Calcium mediated regulation of karyopherin nuclear transport receptors

Abstract

Oxidative stress disrupts the normal function of cells and severe stress situations can result in apoptosis. A specific effect of oxidant stress is an increase in cellular calcium levels, which can be mimicked by treatment with the drug thapsigargin, which inhibits Ca2+ uptake into the endoplasmic reticulum. We sought to determine if changes in cellular calcium levels induced by thapsigargin disrupted nuclear transport by alteration of karyopherin transport receptors and/or the Ran gradient. Altered Ca2+ levels were monitored using a fluorescence based assay. We found that thapsigargin lead to an accumulation of Ran in the cytoplasm, while prolonged exposure led to cell death.

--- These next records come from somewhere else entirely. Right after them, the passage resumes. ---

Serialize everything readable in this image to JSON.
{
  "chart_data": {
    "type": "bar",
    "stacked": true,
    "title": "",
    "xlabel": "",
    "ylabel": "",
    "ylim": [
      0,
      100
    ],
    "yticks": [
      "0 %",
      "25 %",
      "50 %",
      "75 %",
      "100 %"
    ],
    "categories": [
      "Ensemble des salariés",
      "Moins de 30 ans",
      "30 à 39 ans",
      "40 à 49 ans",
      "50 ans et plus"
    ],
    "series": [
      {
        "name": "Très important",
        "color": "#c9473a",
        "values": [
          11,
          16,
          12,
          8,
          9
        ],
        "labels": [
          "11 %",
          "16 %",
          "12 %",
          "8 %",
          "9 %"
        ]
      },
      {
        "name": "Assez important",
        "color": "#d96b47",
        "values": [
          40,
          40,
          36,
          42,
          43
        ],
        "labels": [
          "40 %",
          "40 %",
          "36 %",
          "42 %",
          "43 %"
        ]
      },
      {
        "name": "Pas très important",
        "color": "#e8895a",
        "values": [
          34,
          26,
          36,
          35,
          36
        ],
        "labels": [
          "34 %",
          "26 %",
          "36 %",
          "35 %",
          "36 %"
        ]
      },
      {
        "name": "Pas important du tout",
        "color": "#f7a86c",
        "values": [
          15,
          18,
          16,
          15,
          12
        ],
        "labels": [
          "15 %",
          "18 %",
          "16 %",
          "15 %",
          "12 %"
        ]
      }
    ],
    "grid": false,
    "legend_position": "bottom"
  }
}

However, the disruption of the Ran gradient could be reversed before the induction of apoptosis and rescue was enhanced by the presence of the calcium chelator BAPTA. Thapsigargin treated cells also exhibited altered location of several karyopherin transport receptors including Transportin, Importin alpha, Importin beta, Crm1, and its cofactor RanBP3. These results suggest that alteration of cellular calcium levels causes disruption of the Ran gradient and variation in karyopherin localization, suggesting that there is a role for calcium as a regulator of Ran‐mediated nuclear transport pathways. Therefore, cellular oxidative stress may result in apoptosis due to the calcium induced alteration of nuclear transport pathways.